"What else can folk expect that side with cutting off kings' heads?" cried Bobby Sparrow, a dapper little master-tailor, who made and repaired habits for the parson, and all the genteel people, of Caistor and its vicinity.

"More by token—such folk as would pull down all the parish churches, and murder all the Protestants!" added old Davy Gregson, a fat little retired man of business, who liked to enjoy his joke,—sitting in a corner of the old shop, and thrusting his tongue grotesquely into his cheek,—although he was nearly fourscore.

"You will please to remember, gentlemen," interjected the barber, driven to the extremity of his temper, "that I am not an advocate either for cutting off kings' heads, or pulling down parish churches, or murdering people of any religion, much more my own."

"But ye take part with rogues that do, neighbour Kucky," said Bobby Sparrow, with provoking pertness,—"and the more's the shame to you!"

"Ay, marry, good faith—that he does!" exclaimed old Davy Gregson, enjoying the barber's apparent soreness; "and it has always been held that the abettor is as bad as the thief or the murderer!"

"If you mean to be respected, Kucky Sarson," growled old farmer Garbutt, "be advised, and give up all your Jacobin notions.

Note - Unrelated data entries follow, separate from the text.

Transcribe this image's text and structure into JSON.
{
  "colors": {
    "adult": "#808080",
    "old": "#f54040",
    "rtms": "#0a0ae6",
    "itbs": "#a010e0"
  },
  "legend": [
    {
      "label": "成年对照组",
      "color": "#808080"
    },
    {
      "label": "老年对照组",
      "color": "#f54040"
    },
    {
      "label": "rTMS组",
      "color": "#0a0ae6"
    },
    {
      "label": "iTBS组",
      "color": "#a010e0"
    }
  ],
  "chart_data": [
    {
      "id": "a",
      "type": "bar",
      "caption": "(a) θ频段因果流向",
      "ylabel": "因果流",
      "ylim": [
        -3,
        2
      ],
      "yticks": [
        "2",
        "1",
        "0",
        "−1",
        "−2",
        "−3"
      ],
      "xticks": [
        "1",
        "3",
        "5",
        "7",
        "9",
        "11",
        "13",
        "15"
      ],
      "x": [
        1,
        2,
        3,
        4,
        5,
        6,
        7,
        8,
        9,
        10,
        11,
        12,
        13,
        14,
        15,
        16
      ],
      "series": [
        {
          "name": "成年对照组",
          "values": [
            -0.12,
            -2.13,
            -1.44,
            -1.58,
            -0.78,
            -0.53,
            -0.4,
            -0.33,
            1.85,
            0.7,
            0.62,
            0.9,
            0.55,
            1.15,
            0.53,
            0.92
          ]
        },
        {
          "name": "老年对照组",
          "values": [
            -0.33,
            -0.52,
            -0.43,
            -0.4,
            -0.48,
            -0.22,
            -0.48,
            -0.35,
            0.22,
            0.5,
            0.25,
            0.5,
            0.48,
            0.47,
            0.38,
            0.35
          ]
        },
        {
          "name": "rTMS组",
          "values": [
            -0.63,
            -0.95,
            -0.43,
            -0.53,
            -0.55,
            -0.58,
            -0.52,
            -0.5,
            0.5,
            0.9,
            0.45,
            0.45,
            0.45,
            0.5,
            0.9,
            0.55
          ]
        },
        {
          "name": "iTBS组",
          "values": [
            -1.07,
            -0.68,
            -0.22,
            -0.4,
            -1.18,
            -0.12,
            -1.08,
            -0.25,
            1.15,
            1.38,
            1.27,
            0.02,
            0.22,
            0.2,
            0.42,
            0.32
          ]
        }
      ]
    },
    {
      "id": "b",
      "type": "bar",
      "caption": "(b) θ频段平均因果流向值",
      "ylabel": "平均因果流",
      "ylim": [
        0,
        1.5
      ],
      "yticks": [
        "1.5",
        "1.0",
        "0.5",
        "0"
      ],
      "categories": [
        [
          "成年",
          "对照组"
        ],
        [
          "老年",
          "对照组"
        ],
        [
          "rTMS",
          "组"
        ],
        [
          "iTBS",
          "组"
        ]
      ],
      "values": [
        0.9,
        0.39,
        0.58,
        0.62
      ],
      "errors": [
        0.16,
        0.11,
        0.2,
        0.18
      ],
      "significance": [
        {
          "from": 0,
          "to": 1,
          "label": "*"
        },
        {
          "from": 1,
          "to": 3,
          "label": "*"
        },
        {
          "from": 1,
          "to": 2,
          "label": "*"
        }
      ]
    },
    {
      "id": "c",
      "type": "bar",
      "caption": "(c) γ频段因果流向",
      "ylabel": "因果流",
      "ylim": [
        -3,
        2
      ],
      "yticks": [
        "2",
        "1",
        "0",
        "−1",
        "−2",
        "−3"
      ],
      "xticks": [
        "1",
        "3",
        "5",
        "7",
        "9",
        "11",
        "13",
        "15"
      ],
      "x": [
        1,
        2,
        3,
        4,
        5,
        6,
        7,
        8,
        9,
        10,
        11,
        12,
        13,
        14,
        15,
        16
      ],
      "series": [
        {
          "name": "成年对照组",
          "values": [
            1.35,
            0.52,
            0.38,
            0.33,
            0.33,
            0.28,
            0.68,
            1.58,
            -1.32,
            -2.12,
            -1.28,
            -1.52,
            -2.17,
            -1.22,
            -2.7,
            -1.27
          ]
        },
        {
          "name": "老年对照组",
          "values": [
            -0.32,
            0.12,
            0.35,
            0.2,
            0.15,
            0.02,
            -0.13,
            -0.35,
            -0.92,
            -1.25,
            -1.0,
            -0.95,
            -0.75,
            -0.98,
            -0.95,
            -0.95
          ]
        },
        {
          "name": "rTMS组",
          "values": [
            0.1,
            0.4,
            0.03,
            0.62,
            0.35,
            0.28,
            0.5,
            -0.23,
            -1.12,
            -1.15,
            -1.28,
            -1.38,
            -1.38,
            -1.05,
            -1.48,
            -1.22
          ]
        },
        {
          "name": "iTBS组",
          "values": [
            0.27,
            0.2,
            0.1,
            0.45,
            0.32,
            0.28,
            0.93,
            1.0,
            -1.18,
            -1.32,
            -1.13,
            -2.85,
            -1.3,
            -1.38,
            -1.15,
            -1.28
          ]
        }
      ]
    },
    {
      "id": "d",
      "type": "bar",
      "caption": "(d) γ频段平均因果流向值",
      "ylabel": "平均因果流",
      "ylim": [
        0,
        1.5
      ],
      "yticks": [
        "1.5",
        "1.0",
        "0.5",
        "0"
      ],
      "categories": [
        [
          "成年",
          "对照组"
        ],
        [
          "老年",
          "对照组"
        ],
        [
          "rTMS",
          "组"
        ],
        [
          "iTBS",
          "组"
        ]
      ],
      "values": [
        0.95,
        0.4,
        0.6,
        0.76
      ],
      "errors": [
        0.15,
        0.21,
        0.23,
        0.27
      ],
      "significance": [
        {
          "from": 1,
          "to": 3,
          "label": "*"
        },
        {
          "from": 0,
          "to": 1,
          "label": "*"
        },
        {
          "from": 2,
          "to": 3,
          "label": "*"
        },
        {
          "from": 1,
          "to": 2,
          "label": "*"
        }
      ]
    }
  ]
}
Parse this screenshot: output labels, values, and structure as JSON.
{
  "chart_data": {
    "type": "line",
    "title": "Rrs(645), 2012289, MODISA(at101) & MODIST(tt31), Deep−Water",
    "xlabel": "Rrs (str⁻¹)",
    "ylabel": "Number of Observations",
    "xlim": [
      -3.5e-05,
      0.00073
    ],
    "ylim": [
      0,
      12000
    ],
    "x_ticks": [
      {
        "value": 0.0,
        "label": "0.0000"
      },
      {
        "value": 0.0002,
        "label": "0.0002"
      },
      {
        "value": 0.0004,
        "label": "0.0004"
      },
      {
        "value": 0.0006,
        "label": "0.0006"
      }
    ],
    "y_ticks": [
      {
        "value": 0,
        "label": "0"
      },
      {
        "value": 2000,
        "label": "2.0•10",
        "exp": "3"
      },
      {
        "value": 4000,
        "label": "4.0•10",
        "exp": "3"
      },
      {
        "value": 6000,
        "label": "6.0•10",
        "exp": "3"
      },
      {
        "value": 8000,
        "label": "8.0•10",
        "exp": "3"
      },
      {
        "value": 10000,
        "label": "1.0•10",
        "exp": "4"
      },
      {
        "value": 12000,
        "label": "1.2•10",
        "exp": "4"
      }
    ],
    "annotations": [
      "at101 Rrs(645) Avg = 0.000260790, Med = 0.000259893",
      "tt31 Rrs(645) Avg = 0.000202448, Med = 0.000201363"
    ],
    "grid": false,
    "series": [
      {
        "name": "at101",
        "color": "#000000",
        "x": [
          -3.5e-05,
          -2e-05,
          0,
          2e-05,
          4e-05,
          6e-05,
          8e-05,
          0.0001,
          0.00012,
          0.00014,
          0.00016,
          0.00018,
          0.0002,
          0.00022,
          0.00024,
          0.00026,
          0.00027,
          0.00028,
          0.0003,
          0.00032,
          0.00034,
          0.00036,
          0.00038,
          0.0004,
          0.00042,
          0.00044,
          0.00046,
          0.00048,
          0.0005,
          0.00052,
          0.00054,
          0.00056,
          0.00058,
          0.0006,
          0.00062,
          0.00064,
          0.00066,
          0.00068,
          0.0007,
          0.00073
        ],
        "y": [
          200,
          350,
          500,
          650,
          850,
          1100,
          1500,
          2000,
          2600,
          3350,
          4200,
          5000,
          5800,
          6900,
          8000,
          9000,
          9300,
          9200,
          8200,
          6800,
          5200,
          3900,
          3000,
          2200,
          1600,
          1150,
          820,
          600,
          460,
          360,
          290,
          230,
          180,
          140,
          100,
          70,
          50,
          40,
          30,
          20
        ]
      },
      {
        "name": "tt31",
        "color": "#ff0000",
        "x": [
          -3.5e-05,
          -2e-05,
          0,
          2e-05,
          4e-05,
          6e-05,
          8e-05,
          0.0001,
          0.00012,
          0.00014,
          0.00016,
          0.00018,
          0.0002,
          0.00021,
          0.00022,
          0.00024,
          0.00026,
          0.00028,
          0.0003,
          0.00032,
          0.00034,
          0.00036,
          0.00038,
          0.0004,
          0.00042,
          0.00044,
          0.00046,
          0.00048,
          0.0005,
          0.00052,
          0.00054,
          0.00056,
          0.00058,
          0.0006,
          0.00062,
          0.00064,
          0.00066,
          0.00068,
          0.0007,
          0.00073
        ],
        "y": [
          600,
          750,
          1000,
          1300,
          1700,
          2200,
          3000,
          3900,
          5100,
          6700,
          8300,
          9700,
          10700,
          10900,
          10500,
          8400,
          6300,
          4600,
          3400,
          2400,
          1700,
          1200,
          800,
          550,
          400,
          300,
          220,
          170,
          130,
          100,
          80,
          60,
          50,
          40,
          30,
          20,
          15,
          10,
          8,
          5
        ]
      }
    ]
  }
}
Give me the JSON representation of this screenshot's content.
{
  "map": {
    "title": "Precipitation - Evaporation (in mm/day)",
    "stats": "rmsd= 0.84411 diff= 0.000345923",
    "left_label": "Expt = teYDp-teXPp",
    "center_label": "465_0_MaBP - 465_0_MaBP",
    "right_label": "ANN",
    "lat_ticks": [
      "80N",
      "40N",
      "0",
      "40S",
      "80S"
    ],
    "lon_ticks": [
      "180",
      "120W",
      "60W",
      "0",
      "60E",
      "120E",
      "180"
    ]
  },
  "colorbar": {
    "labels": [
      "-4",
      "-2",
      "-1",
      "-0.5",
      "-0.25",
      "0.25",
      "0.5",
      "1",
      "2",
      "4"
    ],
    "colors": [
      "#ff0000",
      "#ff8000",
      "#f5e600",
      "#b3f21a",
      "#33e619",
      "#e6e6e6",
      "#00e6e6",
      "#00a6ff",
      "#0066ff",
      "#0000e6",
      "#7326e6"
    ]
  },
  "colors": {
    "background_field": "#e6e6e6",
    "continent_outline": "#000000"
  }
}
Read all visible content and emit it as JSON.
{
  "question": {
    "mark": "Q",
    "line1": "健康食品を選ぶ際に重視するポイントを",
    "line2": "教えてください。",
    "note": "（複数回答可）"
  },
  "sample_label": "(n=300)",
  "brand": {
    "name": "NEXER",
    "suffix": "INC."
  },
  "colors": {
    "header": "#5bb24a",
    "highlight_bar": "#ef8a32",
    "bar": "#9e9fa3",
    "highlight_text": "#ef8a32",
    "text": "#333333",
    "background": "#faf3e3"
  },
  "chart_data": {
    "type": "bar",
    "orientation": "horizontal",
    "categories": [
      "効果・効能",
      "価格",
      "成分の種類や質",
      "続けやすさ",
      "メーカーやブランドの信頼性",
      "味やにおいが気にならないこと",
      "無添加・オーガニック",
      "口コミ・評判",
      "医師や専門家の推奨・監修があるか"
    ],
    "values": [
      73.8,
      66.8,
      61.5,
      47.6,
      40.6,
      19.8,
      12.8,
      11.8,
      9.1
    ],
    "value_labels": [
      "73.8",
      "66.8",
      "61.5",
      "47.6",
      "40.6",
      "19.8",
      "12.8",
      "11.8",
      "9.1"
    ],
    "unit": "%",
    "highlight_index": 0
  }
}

The Squire says it would be ruin for this country to be without a king and an established church. I had a famous talk with him on all these things at the rent-day; and so he said: and if such gentlefolk as Squire Pelham don't know what belongs to good government, I should like to know who does."

"Squire Pelham's great-grandfather was of a somewhat different opinion," answered the barber: "Peregrine Pelham was his name; and he signed the death-warrant of Charles Stuart."

"The Lord be merciful to us!" exclaimed old Davy, beginning to look really alarmed—"why, that was in the time of the awful troubles that my grandmother used to talk so sorrowfully about!—Surely you don't wish that such grievous days were come again, do you, Kucky Sarson?"

"God forbid!" ejaculated farmer Garbutt, solemnly.

"You all know I don't, before you ask me," answered the barber, with some show of dignity. "I defy any one of you to say that there is a quieter and more upright citizen in England than I am. Who can say that I ever injured him? who dares say that I ever cheated any man of one farthing—ay, or that I owe him one? And do I ever try to compel any man to think as I think? Speak!—any one of you that can charge me with an act of wrongfulness, or a single speech of intolerance!"